Easy, because they abandoned their “core values” a long time ago.

line to REALLY shake things up by making the very idea of a huge, expansive power grid increasingly obsolete and reducing economic dependence on large, remote actors.

This is why rural solar is a big thing for China, it’s a cheap and quick way to get people hot water and sanitation right off the bat without having to build much infrastructure.

@Lisa
And yeah, Bao, there are plenty of obese people in CA, unfortunately.

Even more in most other states

October 27, 2009 @ 6:17 am | Comment

We are all about the solar here in CA. It’s a great thing.

Another amazing sight — going to Xinjiang, to Urumqi, and passing the windfarm there. It’s really something…

October 27, 2009 @ 6:40 am | Comment

Those aren’t really wind farms. Those are Han death camps powered by the blood of Uiguarodon babies.

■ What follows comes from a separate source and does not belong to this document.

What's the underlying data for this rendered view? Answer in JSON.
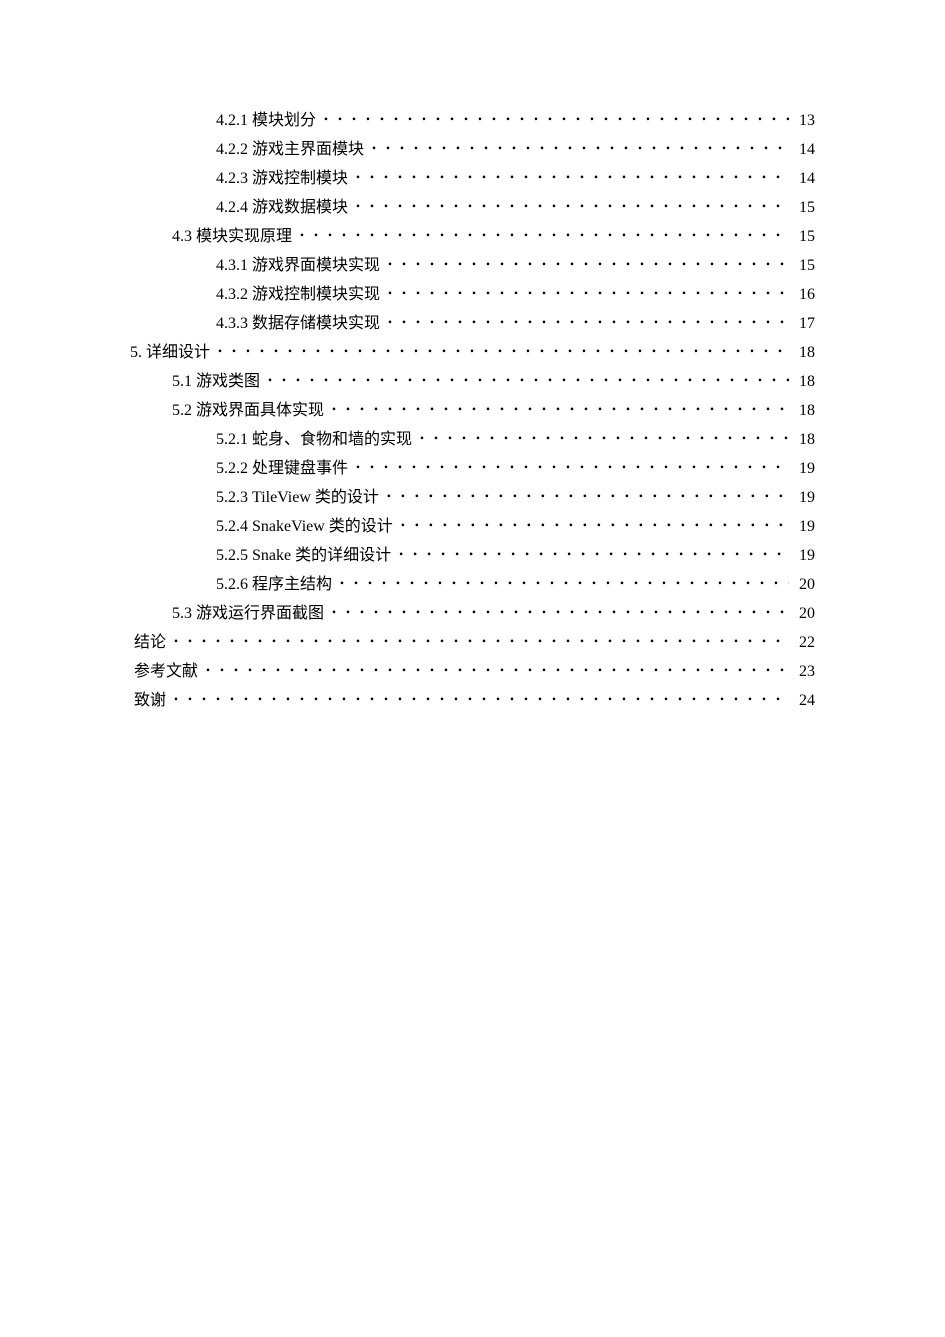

October 27, 2009 @ 7:16 am | Comment

I just arrived in LA, and can’t believe the gas prices and the cost of my taxi ride to the hotel. In some ways Phoenix does have some advantages. Then again, you get what you pay for.

Merp, Stuart didn’t use any obscenity, and whether I agree with him or not, his comments at least make sense and are rational. You are like a machine, with all due respect, that pops out fenqing talking points on cue.

This thread is now pretty bloated. Please use the new open thread if you want to continue the discussion, thanks.